The Feres Doctrine Shields DoD from Liability for Medical Malpractice and Related Cover-Ups. Pentagon memos obtained by Congressional investigation of the anthrax vaccine program revealed statements that the Feres Doctrine did not apply when care standards were not met. This reality was best exemplified by the 2001 conviction of the Army anesthesiologist who caused the death of a Marine colonel's daughter. For this malpractice and related Army cover up, the doctor was court-martialed only due to the intervention of the Commandant of the Marine Corps. The doctor was sentenced to dismissal from the service, and is still licensed to practice medicine.

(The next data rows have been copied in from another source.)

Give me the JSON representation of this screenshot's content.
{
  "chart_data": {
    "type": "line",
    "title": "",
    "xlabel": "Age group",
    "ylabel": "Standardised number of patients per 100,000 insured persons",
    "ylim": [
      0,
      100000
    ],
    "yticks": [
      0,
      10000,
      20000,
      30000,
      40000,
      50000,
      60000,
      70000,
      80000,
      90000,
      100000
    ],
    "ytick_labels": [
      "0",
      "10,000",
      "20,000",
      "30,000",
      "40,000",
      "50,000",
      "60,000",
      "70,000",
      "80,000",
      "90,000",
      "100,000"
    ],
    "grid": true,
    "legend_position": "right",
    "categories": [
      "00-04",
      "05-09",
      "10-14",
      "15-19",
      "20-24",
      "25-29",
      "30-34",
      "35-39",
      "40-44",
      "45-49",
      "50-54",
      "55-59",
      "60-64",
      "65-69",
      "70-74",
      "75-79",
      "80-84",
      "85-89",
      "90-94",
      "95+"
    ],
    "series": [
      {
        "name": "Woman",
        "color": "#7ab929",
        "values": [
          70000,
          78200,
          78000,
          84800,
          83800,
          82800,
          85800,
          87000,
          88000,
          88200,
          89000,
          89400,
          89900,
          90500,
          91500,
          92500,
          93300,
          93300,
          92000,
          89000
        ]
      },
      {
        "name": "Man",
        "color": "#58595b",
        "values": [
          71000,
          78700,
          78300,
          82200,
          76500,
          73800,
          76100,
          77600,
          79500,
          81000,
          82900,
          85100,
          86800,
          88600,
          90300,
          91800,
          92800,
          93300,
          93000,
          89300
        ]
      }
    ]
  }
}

The Marine colonel whose daughter died expressed hopes through his attorney that "no military family will have to strain, struggle and suffer as they did in order to learn what medical care was actually provided to a family member at a military medical facility."

DoD must revisit its Health Privacy Regulation and ensure that the restriction on medical record access is adjusted to comply fully with PL 105-85 intentions to improve future access to medical records for service members and those who need to know.

Recommendations

1. Congress should send a letter from the subcommittee to the Secretary of Defense insisting on immediate full compliance with health monitoring requirements of Public Law 105-85 and identifying accountability consequences.

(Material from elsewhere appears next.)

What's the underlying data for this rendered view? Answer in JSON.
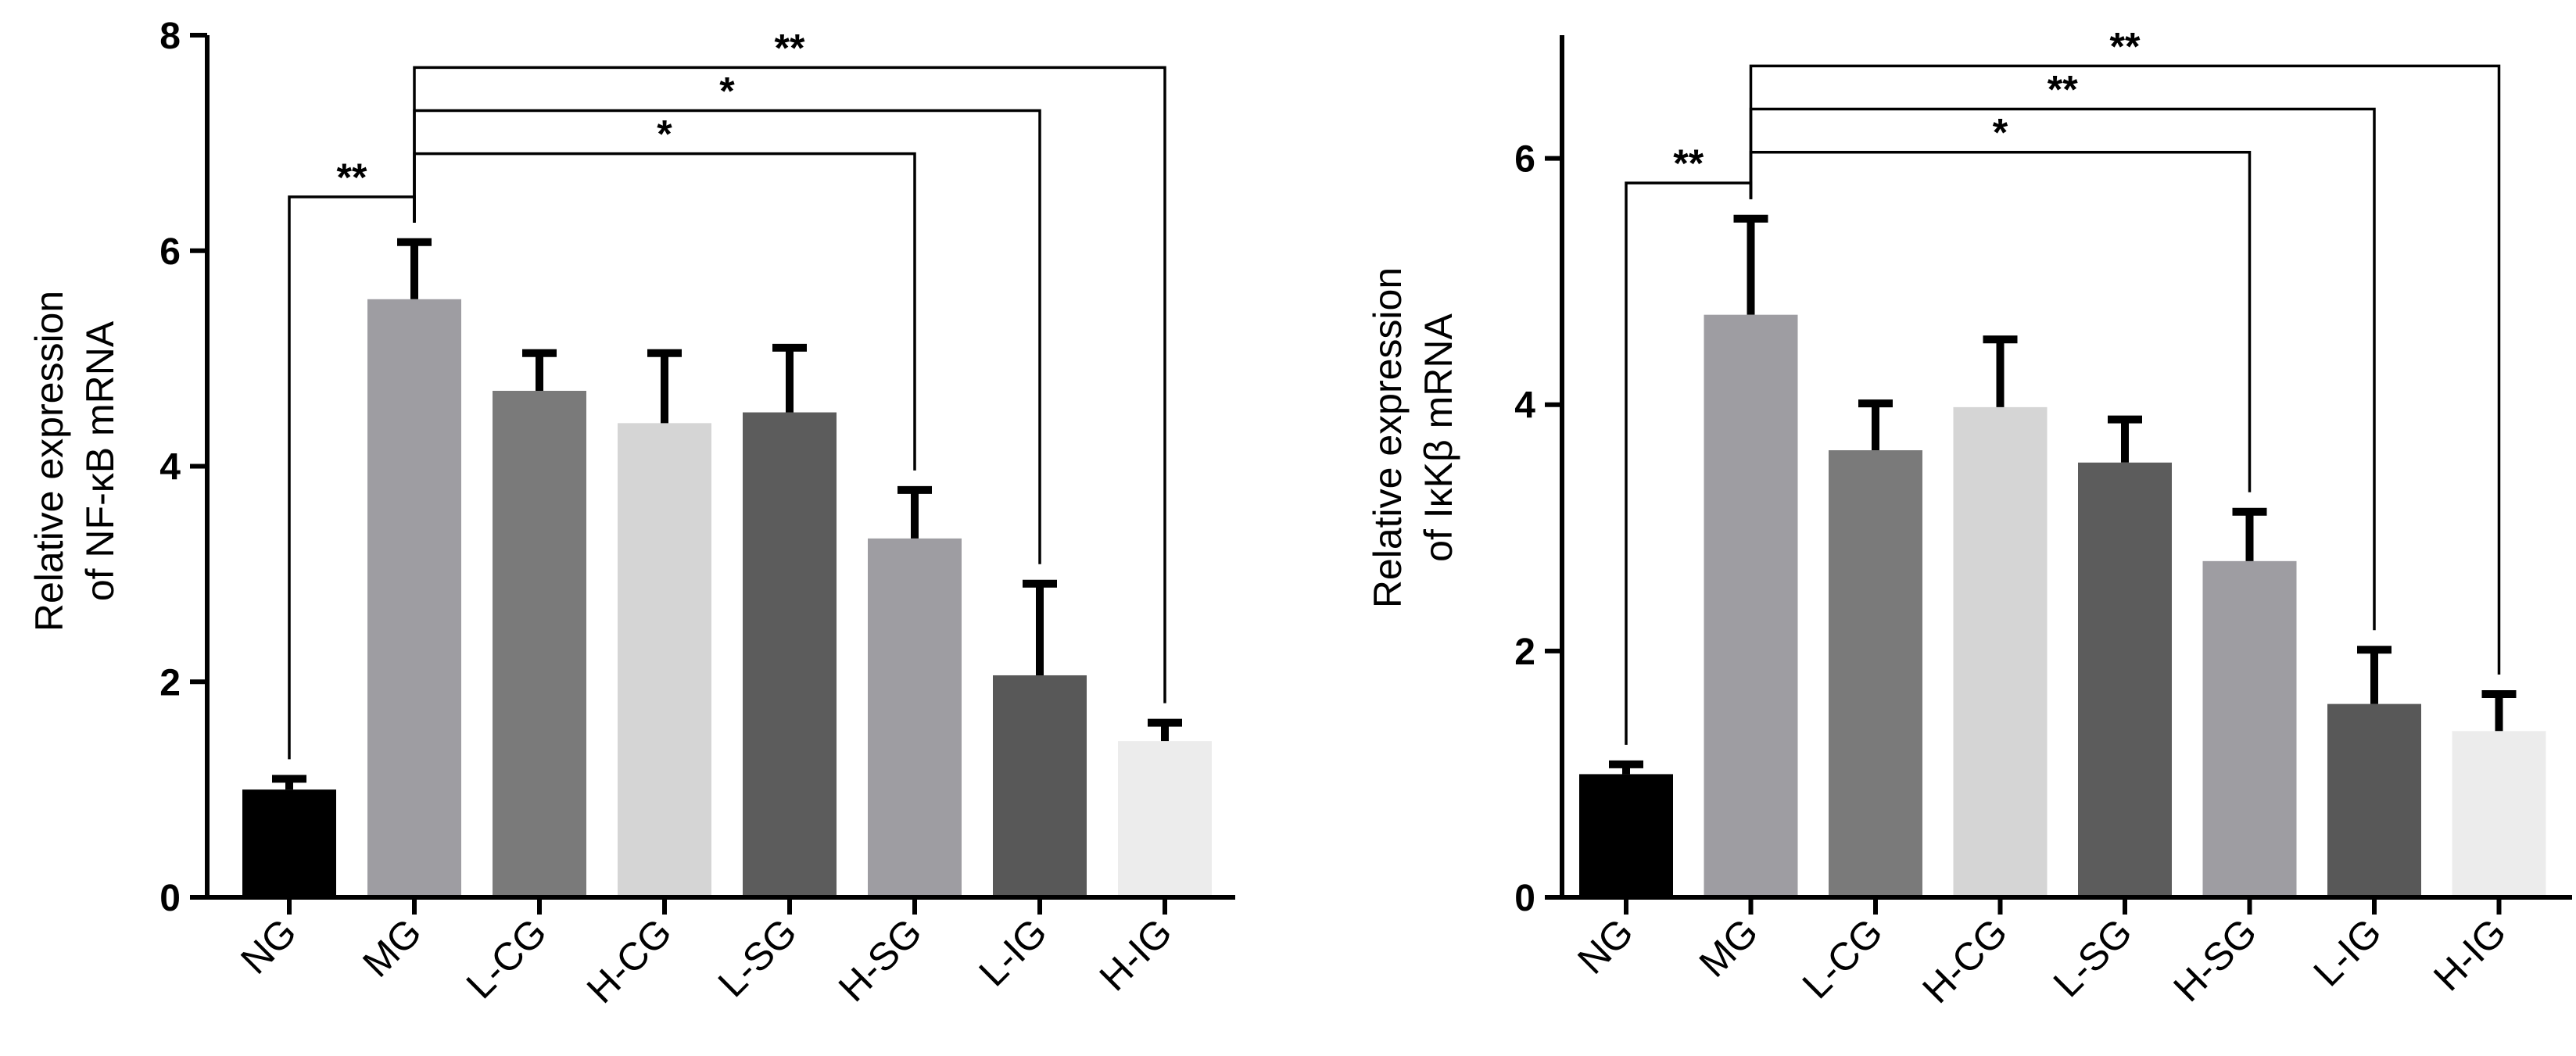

2. Service members should be given a copy of the manufacturer package insert for each immunization and pharmaceutical they receive so they can know what reactions to look for.

3. Military doctors, nurses and corpsmen should all be given continuing education on the 26page guidance written by Engler, Pittman and Grabenstein on when to waive vaccines for those at risk of severe reactions.

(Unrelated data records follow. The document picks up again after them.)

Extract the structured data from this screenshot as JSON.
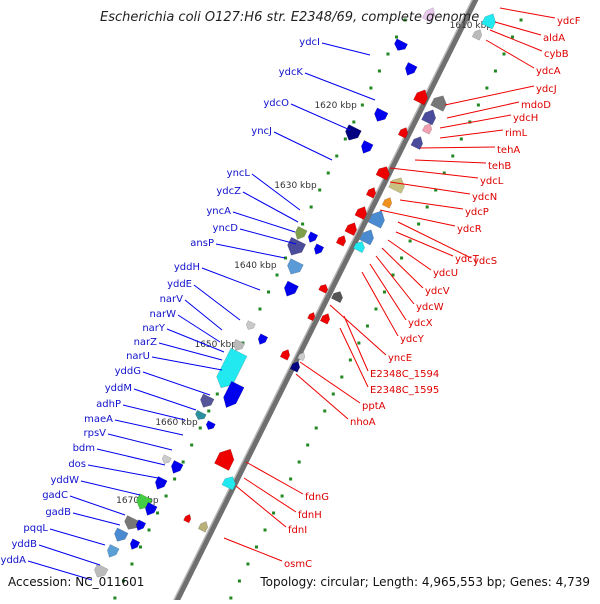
{
  "title": "Escherichia coli O127:H6 str. E2348/69, complete genome",
  "footer": {
    "accession": "Accession: NC_011601",
    "summary": "Topology: circular; Length: 4,965,553 bp; Genes: 4,739"
  },
  "colors": {
    "backbone": "#888888",
    "forward_label": "#1111cc",
    "reverse_label": "#dd0000",
    "forward_gene": "#0000ee",
    "reverse_gene": "#ee0000",
    "marker": "#228822"
  },
  "ticks": [
    "1610 kbp",
    "1620 kbp",
    "1630 kbp",
    "1640 kbp",
    "1650 kbp",
    "1660 kbp",
    "1670 kbp"
  ],
  "forward_labels": [
    "ydcI",
    "ydcK",
    "ydcO",
    "yncJ",
    "yncL",
    "ydcZ",
    "yncA",
    "yncD",
    "ansP",
    "yddH",
    "yddE",
    "narV",
    "narW",
    "narY",
    "narZ",
    "narU",
    "yddG",
    "yddM",
    "adhP",
    "maeA",
    "rpsV",
    "bdm",
    "dos",
    "yddW",
    "gadC",
    "gadB",
    "pqqL",
    "yddB",
    "yddA"
  ],
  "reverse_labels": [
    "ydcF",
    "aldA",
    "cybB",
    "ydcA",
    "ydcJ",
    "mdoD",
    "ydcH",
    "rimL",
    "tehA",
    "tehB",
    "ydcL",
    "ydcN",
    "ydcP",
    "ydcR",
    "ydcS",
    "ydcT",
    "ydcU",
    "ydcV",
    "ydcW",
    "ydcX",
    "ydcY",
    "yncE",
    "E2348C_1594",
    "E2348C_1595",
    "pptA",
    "nhoA",
    "fdnG",
    "fdnH",
    "fdnI",
    "osmC"
  ]
}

4. The Subcommittee should communicate to DoD and introduce legislation, if appropriate, that assures the right of military patients and their family members to obtain complete and unhindered access to their medical records.

Further Considerations Regarding Inadequate Force Health Protection Impacts on the Department of Veterans Affairs

The need for the DoD to adhere to Public Law 105-85 is even more important given that the Veterans Administration (VA) increasing patient workloads, under-funding, and continuing disconnects between DoD and VA health information systems. As with Gulf War I, the VA will shoulder the burden of learning about mystery illnesses from toxic battlefield exposures and/or from force health protection drugs and vaccines. To illustrate the challenges already faced by the VA, I have attached charts presented last week by the Vietnam Veterans of America to the House and Senate Veterans' Affairs Committees.

Given these VA challenges, Congress must force DoD to make it easier for service members to trace potential ailments to deployment events rather than stand in the way of accurate diagnosis and effective treatments as has been done with veterans from the first Gulf War. Complying with the requirements of Public Law 105-85 is simply the right Pentagon policy to maintain the trust of service members and their families.

Conclusion

Effective Force Health Protection measures should be characterized by the following:

A) They should not be "FORCED"

B) They should enhance service member HEALTH before and after deployment, and not unnecessarily risk their health

C) They should be designed to offer PROTECTION for service members, not protection for military medical clinicians responsible for questionable health policies and practices

Public Law 105-85 meets these criteria except for experimentation allowances, and it is my hope that service members will benefit from DoD's full implementation of the provisions of this law.

Mr. Chairman, I again thank you for the privilege of submitting this statement. I hope the committee finds the analysis useful, and I stand ready to assist in further efforts to improve health care management for fellow citizens in the armed forces.